Forecasts made back in 2010 by the newly created Office for Budget Responsibility (OBR), the Treasury’s independent economic forecaster, turned out to be overly optimistic. For 2012, the OBR was predicting growth of 2.8%. Annual growth that year was 0.7%. By 2014, it was looking much better for the OBR, whose forecast was just 0.1 points off.

Growth of 2.6% last year was the strongest since 2007 and outpaced the rest of the G7 economies (more on that below). That is expected to be as good as it gets for the foreseeable future, with growth set to slow over the next couple of years, partly because of a weak outlook for the eurozone, Britain’s main trading partner.

2. The UK economy is one of the G7’s top performers

UK growth in 2014 was strong by international standards. As the graphic above shows, at 2.6%, the increase in GDP was faster than any other G7 economy. The chancellor will undoubtedly emphasise this point as he gives his budget speech , and it will be repeated in the run-up to the election, as the economy remains a key battleground.

But the chancellor is unlikely to be able to make the same boast for 2015. The International Monetary Fund is predicting UK growth of 2.7% this year, relegating the British economy to second place behind the US. The world’s largest economy is expected to grow by 3.6%.

3. Unemployment has fallen faster than expected

Unemployment increased by less than expected during the recession, never hitting the three million mark feared by policymakers and economists. As the graphic above shows, unemployment fell sharply in 2013, with the jobless rate falling from 8% at the beginning of the year to below 7% by early 2014.

It now stands at 5.7% – the lowest since the summer of 2008 before the collapse of Lehman Brothers and before the full force of the financial crisis was unleashed on the global economy.

By comparison, eurozone unemployment is 11.2%, with the highest rates in Greece at 26% and Spain at 23.4%. The jobless rate in Germany meanwhile is just 4.7%, and 10.2% in France. The US rate is 5.7%, on a par with the UK.

While the fall in unemployment is undoubtedly a good thing, it masks less positive trends in the labour market, such as a dismal productivity performance and persistently weak wage growth.

4. But a big jump in self-employment has driven the rise in employment

As George Osborne attempts to woo the public in his final budget before the election in May, the rise in employment under his watch is likely to feature heavily.

However, while an increase in employment is to be celebrated, the headline numbers do not tell the full story of a big jump in self-employment and the rise of zero-hours contracts.

Analysis by the Office for National Statistics has shown that self-employment in the UK was higher in 2014 than at any point in the past 40 years, at 4.6m or 15% of the workforce. The ONS chart above shows, of the 1.1m increase in the number of people employed between the first quarter of 2008 and the second quarter of 2014, 732,000 were self-employed.

The increase can partly be explained by people choosing to work for longer in self-employed roles, but also by an inability of some self-employed workers to find work as an employee.

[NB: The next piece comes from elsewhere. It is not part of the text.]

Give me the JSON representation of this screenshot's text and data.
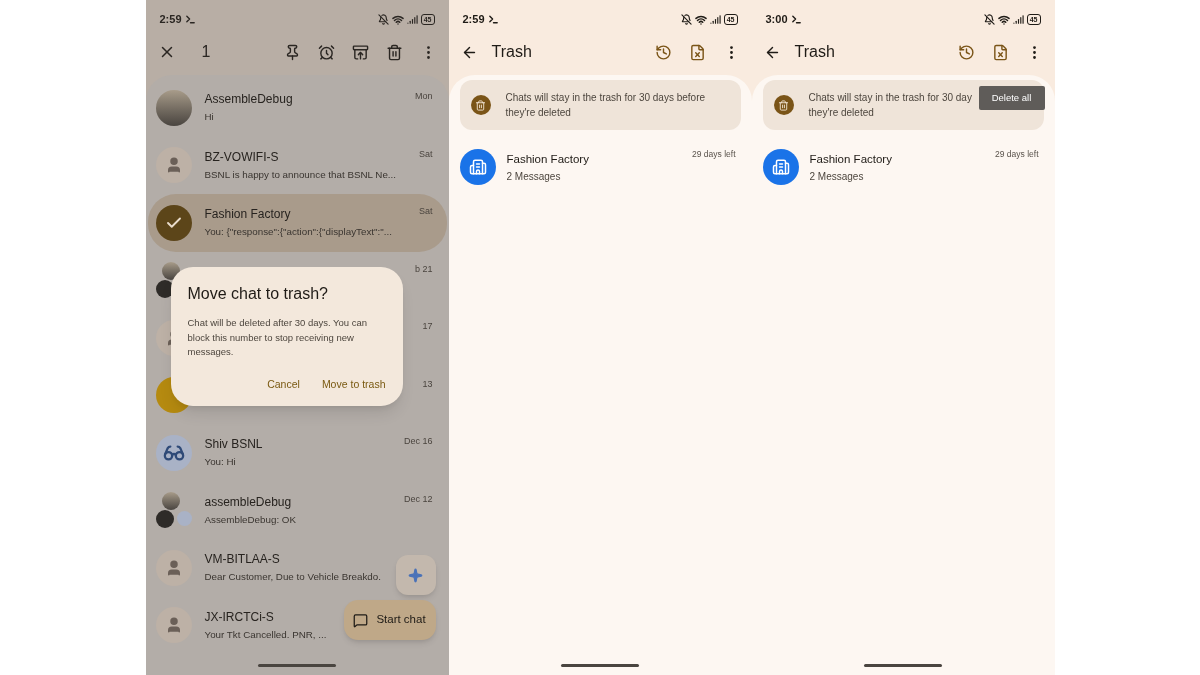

5. Pay is only just starting to outpace inflation

British workers suffered six years of falling real wages between 2008 and 2014. It meant that households remained under financial pressure long after the recession was officially over, as inflation consistently outpaced wage growth.

The Bank of England has made it clear that after the biggest squeeze in living standards in modern times, it is watching pay growth closely. Policymakers led by the bank’s governor Mark Carney have indicated they are unlikely to raise interest rates before real wage expansion has gathered momentum.

As the graphic above shows, British workers started enjoying real pay rises towards the end of last year, as wages picked up and inflation started to fall. That trend is expected to gather steam this year as economic recovery continues and inflation – currently just 0.3% – remains low.

6. Borrowing has come down (but not as quickly as expected)

Deficit reduction is comfortable territory for the chancellor. The deficit – the gap between what the government receives in tax and what it spends – has come down since George Osborne took office, with government borrowing falling from £153bn in 2009-10 to £97.5bn in 2013-14 according to the OBR.

But weaker-than-expected tax receipts (partly as weak wage growth has weighed on income tax revenues) has left the chancellor way behind on his original deficit-reduction plans, despite public spending cuts. In his first, emergency budget in June 2010, borrowing was expected to be £37bn in 2014-15. It is now expected to reach £91.3bn, according to the OBR’s most recent forecasts.

Osborne will undoubtedly repeat his well rehearsed claim that the government’s long-term economic plan is working, but deficit reduction has been slow and another dose of austerity will be required once the election is over.